Tuesday, July 1, 2008


Wonderful, wonderful things about Thailand:

- Menu translations: most restaurant menus and food items have English translations, but the accuracy of these 'translations' is questionable, so 'Fried Prawns' becomes 'Fied Pawn' etc. My friend Grace and are still trying to figured out what we'd get if we ordered 'fend fied.' One option at the local minimart: Thin Wafers with Nature Identical Raspberry Flavoured Cream. Doesn't that sound appealing?

- The friendliness: You know the awkward smile that you do to strangers you don't know? I swear it's a staple here, but somehow Thai people don't make it awkward, they just look cute and chipper when they do it. Of course, the friendliness CAN be taken a little far - my friend Stacey is doing a story on a massage parlor run by blind people, and found out today (after a little feeling up by one of the masseuses) that one of her blind subjects has a big crush on her (ok, this is actually kind of cute).

- The sunset (it has stopped raining!): When the sun goes down it feels like you are the white stick in the middle of a giant piece of blue and pink cotton candy - just pink and blue gauziness as far as the eye can see.

- The sun finally came out! It's beautiful: I swear, I haven't sweated this much since . . . ever.

- Soong taos (literally "two bench"): These are public taxis that you can pick up all across the main highway here, and they basically consist of pickup truck with two benches in the back, plus a roof. You see so much of Thailand, get to meet so many people, and the drivers are a trip. Plus, a ride to my assignment (about 45 minutes) costs 50 baht, or less than $1.50. NOTE HOWEVER, that apparently they are NOT the same as 'private taxis,' which, despite appearing exactly the same, are manned by drivers who will try to convince you to pay them about 60 times as much for the same distance. Then you will get into a small discussion (argument?) outside of your assignment despite the fact that neither you nor the driver speak the same language. Ok, enough of that. Take the soong tao (try it with me Mom: 'Song' like one that you sing; 'Tao' like saying 'owww I hurt myself' with a T in front).

- The fact that despite my lackluster Thai I can always tell when Thai people are talking about me because the conversations sounds like this blah blah blah ROOOP blah blah blah ameriKAH blah blah blah FALANG (or blah blah blah PICTURE blah blah blah AMERICAN blah blah blah FOREIGNER).

Tomorrow is (finally) a day when I won't be out collecting pictures or audio or video, I'll just be editing. I'm not sure I've ever learned so much in such a condensed period of time. Yesterday I completely changed my system for shooting; I'm also collected audio all the time (never done that before) and today I shot video for the first time (with a lot of glitches but thank god for my amazing coach Pailin). Things are really, really good though.

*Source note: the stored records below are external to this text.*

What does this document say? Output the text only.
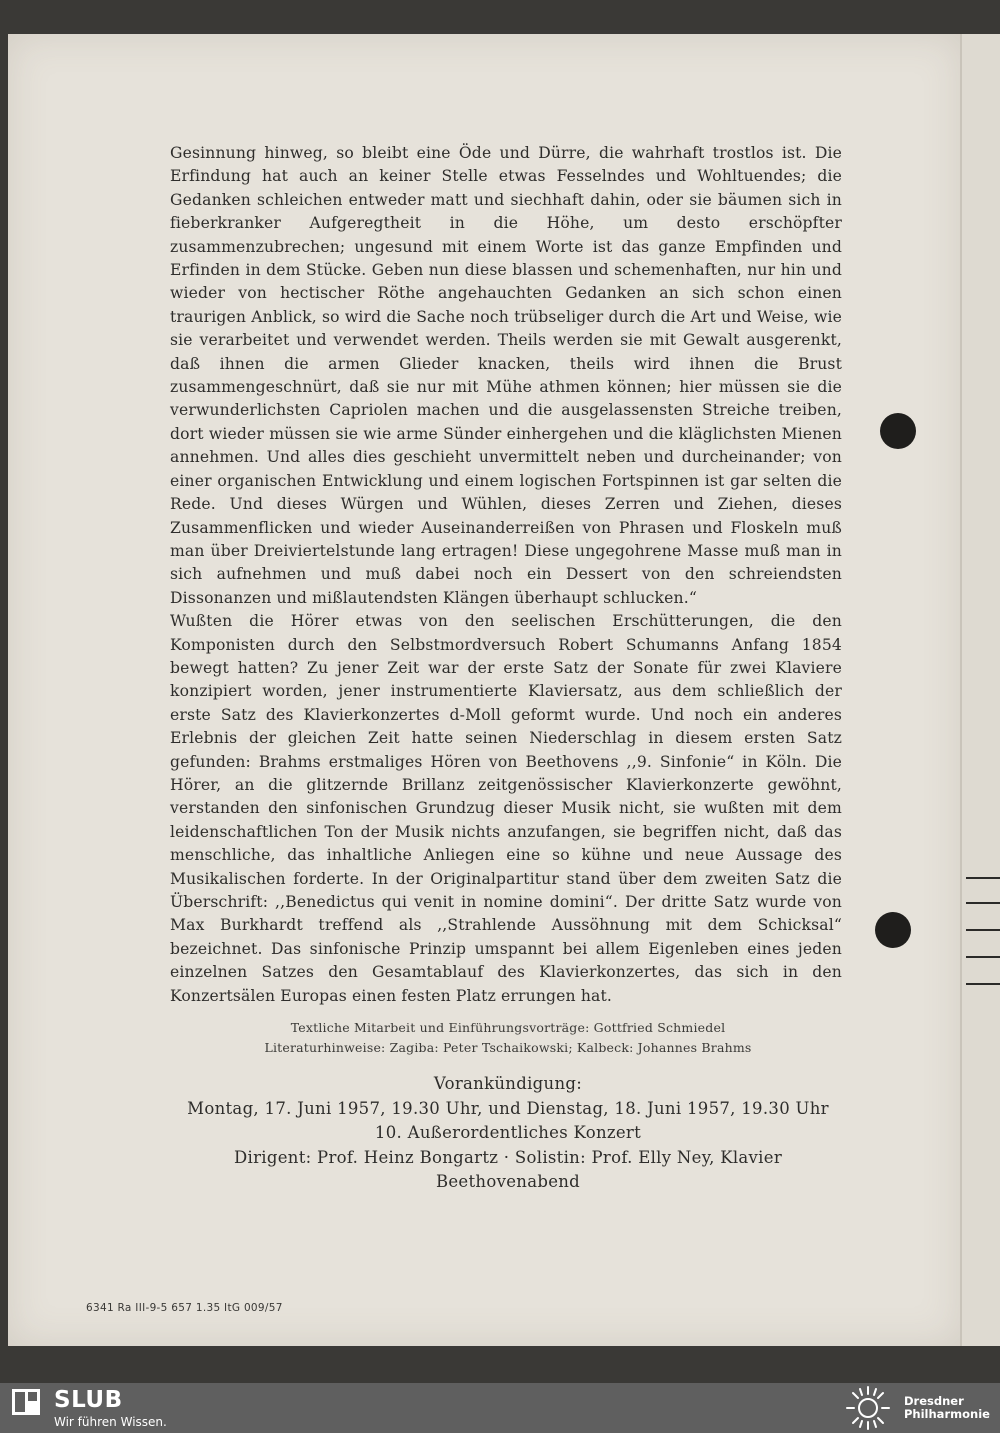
Gesinnung hinweg, so bleibt eine Öde und Dürre, die wahrhaft trostlos ist. Die Erfindung hat auch an keiner Stelle etwas Fesselndes und Wohltuendes; die Gedanken schleichen entweder matt und siechhaft dahin, oder sie bäumen sich in fieberkranker Aufgeregtheit in die Höhe, um desto erschöpfter zusammenzubrechen; ungesund mit einem Worte ist das ganze Empfinden und Erfinden in dem Stücke. Geben nun diese blassen und schemenhaften, nur hin und wieder von hectischer Röthe angehauchten Gedanken an sich schon einen traurigen Anblick, so wird die Sache noch trübseliger durch die Art und Weise, wie sie verarbeitet und verwendet werden. Theils werden sie mit Gewalt ausgerenkt, daß ihnen die armen Glieder knacken, theils wird ihnen die Brust zusammengeschnürt, daß sie nur mit Mühe athmen können; hier müssen sie die verwunderlichsten Capriolen machen und die ausgelassensten Streiche treiben, dort wieder müssen sie wie arme Sünder einhergehen und die kläglichsten Mienen annehmen. Und alles dies geschieht unvermittelt neben und durcheinander; von einer organischen Entwicklung und einem logischen Fortspinnen ist gar selten die Rede. Und dieses Würgen und Wühlen, dieses Zerren und Ziehen, dieses Zusammenflicken und wieder Auseinanderreißen von Phrasen und Floskeln muß man über Dreiviertelstunde lang ertragen! Diese ungegohrene Masse muß man in sich aufnehmen und muß dabei noch ein Dessert von den schreiendsten Dissonanzen und mißlautendsten Klängen überhaupt schlucken.“

Wußten die Hörer etwas von den seelischen Erschütterungen, die den Komponisten durch den Selbstmordversuch Robert Schumanns Anfang 1854 bewegt hatten? Zu jener Zeit war der erste Satz der Sonate für zwei Klaviere konzipiert worden, jener instrumentierte Klaviersatz, aus dem schließlich der erste Satz des Klavierkonzertes d-Moll geformt wurde. Und noch ein anderes Erlebnis der gleichen Zeit hatte seinen Niederschlag in diesem ersten Satz gefunden: Brahms erstmaliges Hören von Beethovens ,,9. Sinfonie“ in Köln. Die Hörer, an die glitzernde Brillanz zeitgenössischer Klavierkonzerte gewöhnt, verstanden den sinfonischen Grundzug dieser Musik nicht, sie wußten mit dem leidenschaftlichen Ton der Musik nichts anzufangen, sie begriffen nicht, daß das menschliche, das inhaltliche Anliegen eine so kühne und neue Aussage des Musikalischen forderte. In der Originalpartitur stand über dem zweiten Satz die Überschrift: ,,Benedictus qui venit in nomine domini“. Der dritte Satz wurde von Max Burkhardt treffend als ,,Strahlende Aussöhnung mit dem Schicksal“ bezeichnet. Das sinfonische Prinzip umspannt bei allem Eigenleben eines jeden einzelnen Satzes den Gesamtablauf des Klavierkonzertes, das sich in den Konzertsälen Europas einen festen Platz errungen hat.

Textliche Mitarbeit und Einführungsvorträge: Gottfried Schmiedel
Literaturhinweise: Zagiba: Peter Tschaikowski; Kalbeck: Johannes Brahms
Vorankündigung:
Montag, 17. Juni 1957, 19.30 Uhr, und Dienstag, 18. Juni 1957, 19.30 Uhr
10. Außerordentliches Konzert
Dirigent: Prof. Heinz Bongartz · Solistin: Prof. Elly Ney, Klavier
Beethovenabend
6341 Ra III-9-5 657 1.35 ItG 009/57
SLUB
Wir führen Wissen.
Dresdner
Philharmonie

Thank you for posting comments. Keep on at it. At the top is a photo I took late last night while out on assignment. Oh also, I saw muay thai boxing, it was awesome.

XOXO, Julie

1 comment:

Eric Turkewitz said...

The mugginess will feel better after a week or two as you get acclimatized. You don't see the locals sweating up a storm, do you? But to get acclimatized you also have to use AC minimally, assuming that this is even available to you.

Ahhhh, the joys of the immediacy of the web. You'll never have to write up letters to send home to a bazillion people.